Recep Tayyip Erdogan’s abrasive attitude toward Greece is not just intensely frustrating for us – which the Turkish president could not care less about – it also exposes him internationally and does little to help relations with the United States and the European Union – which he does care about, and very much so.

The strategy of verbal threats, which is now being enriched with insults, lies and baseless accusations against Greece – including photo displays by the Turkish president himself – serves no purpose and only further sullies his tainted image.

The Greek foreign minister reacted promptly and in great detail to the Turkish president’s latest outrageous histrionics and the prime minister is expected to give a more comprehensive response during his speech to the UN General Assembly on Friday.

Greece’s reactions and interventions are, of course, important and the more comprehensive and convincing they are, the better. But they are also expected, and are treated as such by third parties.

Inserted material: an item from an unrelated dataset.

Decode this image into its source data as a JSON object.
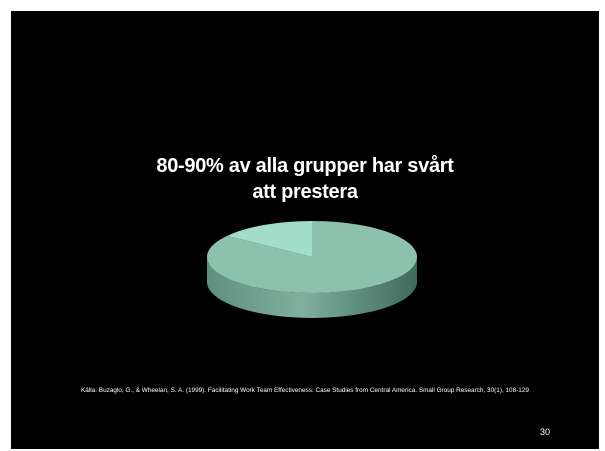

What is more important, however, is that Erdogan’s actions and statements are not hitting the mark with the audience he (and Greece) cares about the most: the international community. And given his efforts to strengthen his country’s military and prop up its economy, the international community mainly boils down to the US and Europe.

Thanks to being abroad for many years, I dare say I have a pretty good idea of how American and European officials think. It matters to know how they view certain people, interpret facts and understand events. And Erdogan’s extreme antics are not finding the desired response in Washington and Brussels. They are, instead, only exacerbating frustration at his overall stance on a string of issues.

When this specific Turkish president, known for his questionable abrasive behavior, not just toward Greece but so many others too, chooses the UN podium as a platform to accuse Greece of atrocities and claim it is turning the Aegean into a graveyard, he is making a fool of himself and inevitably undermining the positions he wants to promote in the framework of Greek-Turkish relations.

Every time Erdogan makes a false accusation and uses incendiary rhetoric that is unconvincing and an insult to common sense, he reduces his own credibility in the eyes of the Western world in everything he claims on a series of questions.

The Turkish president is painting himself into a corner of isolation. He has transformed Turkey from being regarded 15 years ago as a paradigm of a Muslim, to some degree democratic country, and an important member of NATO with close ties to the EU and decent prospects of accession, into an unpredictable factor of destabilization that walks hand in hand with the Shanghai Cooperation Organization and even eyes full membership there.

Greece is not Erdogan’s biggest problem; what is, is his own unstable behavior geopolitically, his own aggression and his own goals.